Take ‘Wet and Rusting’, for me the strongest song on the album. The song begins with isolated vocals echoing in the darkness against a solitary piano loop; “it’s hard to take risks, with a pessimist” the singer declares. We feel the frustration, worthlessness and loneliness that is communicated. Suddenly, an acoustic guitar weighs in – a light in the darkness that dispels the shadows of pessimism in favour of optimism. Yet the piano is still present. Feelings of optimism inspired by the guitar are hindered by ever-present gloom. “I’m trying to be faithful,” concedes Harris dejectedly.

This song is an example of what defines the hits on this album; its ability to layer sounds and feelings to create a result that contrasts and contradicts yet creates a whole product.

Other songs of interest are ‘The Pelican’, which leads in with a piano composition reminiscent to one found in a Japanese RPG on the Super Nintendo and creates an atmosphere of impeding doom, and ‘Air Aid’, it’s composition very reminiscent of the music from rock-giants-at-the-time Elbow. The agitated vocals, coupled with the build in volume and speed, create an intense feeling that turns a harmony into somewhat of an anthem. The song itself has all the charm of a TV crime drama soundtrack – it’s dark, distorted and, above all, mysterious. The fact the subject matter deals with a suicide is therefore not surprising.

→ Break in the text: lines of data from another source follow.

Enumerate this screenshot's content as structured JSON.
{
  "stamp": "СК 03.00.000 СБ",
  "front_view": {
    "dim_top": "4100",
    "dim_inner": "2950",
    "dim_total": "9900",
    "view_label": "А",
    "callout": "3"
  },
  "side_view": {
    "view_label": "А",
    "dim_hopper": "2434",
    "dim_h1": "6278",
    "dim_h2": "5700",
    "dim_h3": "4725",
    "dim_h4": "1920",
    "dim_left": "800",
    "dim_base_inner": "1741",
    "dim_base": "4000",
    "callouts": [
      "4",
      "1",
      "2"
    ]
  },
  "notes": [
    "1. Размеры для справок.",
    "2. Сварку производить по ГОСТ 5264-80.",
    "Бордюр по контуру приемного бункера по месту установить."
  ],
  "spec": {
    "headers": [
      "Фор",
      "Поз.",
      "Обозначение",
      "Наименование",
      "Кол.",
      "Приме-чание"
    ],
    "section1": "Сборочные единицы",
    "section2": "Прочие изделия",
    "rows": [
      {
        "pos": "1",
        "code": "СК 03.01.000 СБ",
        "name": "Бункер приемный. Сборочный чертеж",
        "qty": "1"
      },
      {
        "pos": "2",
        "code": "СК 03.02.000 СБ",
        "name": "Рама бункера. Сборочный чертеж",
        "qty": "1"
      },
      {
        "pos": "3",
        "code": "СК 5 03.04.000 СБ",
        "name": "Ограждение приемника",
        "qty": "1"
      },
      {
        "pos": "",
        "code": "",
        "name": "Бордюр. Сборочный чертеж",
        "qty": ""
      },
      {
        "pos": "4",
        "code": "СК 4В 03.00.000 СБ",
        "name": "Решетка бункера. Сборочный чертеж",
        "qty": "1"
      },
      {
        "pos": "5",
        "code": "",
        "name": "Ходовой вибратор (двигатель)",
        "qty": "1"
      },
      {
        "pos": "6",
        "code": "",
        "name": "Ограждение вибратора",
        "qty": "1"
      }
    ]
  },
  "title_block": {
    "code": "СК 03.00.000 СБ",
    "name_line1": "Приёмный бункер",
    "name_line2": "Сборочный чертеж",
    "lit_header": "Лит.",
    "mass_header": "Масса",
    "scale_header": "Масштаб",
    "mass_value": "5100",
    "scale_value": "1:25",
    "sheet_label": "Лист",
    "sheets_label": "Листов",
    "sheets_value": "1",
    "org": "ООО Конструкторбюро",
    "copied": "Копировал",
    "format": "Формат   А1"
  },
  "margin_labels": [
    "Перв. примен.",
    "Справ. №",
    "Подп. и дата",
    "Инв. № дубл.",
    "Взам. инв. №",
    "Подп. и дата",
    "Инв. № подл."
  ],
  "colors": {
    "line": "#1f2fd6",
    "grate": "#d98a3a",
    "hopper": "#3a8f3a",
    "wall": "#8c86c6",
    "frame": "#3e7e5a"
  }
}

Yet after the dreary, big band blues sound of ‘Weird’ is over, we enter a lull in the album’s excitement.

‘Rotten Hell’ is a radical departure from the innovative, captivating nature of previous songs and is a forgettable indie piano-led slump. ‘Running’ is nothing special as the middle of the album becomes crushed under the weight of a strong first-half. I actually skipped ‘My My’ – it felt like a rejected Radiohead B-side. ‘Ghostship’ and ‘West’ play out the album with efforts that wouldn’t have made it onto I Am The Fun Blame Monster.

Perhaps for this reason ‘Boyscout’n’ – with its whistling and saxophones that represents something of a dormant volcano erupting voraciously into a beautiful mess of cymbal crashes and distorted dual-guitars by the time the song reaches it’s conclusion – stands out as it offers a glimpse of recapturing the mysterious, energetic allure of the album’s first half.

It’s a shame the second half of the album is somewhat unmemorable to me. Yet that said, the album is decent overall. Despite the weaker songs, they don’t feel out of place. Don’t get me wrong, they’re still listenable and well-put together; they just don’t hold a candle to ‘Muscle’n Flo’, ‘Weird’ and ‘Wet and Rusting’.

When listening to the album, I found myself drawn to listen to the other big bands of the era. ‘Air Aid’ was somewhat reminiscent of the work of Editors with due thanks to the baritone vocals. ‘Wet and Rusting’ captures the elements of pop that made Foster the People’s Torches (2011) so inviting. However, unfortunately for Menomena, I find myself returning to An End Has a Start by Editors more than this album.

So with this in mind, the album is a good gateway into the music of the era. The experimental nature of the production pays off – it certainly is innovative. I just feel the bands the music sounds like in places did a better job in those areas. With a strong start but weak conclusion, the album is a decent effort but not one I find myself returning to often – bar perhaps one or two songs. Still, it’s a good listen and one to check out.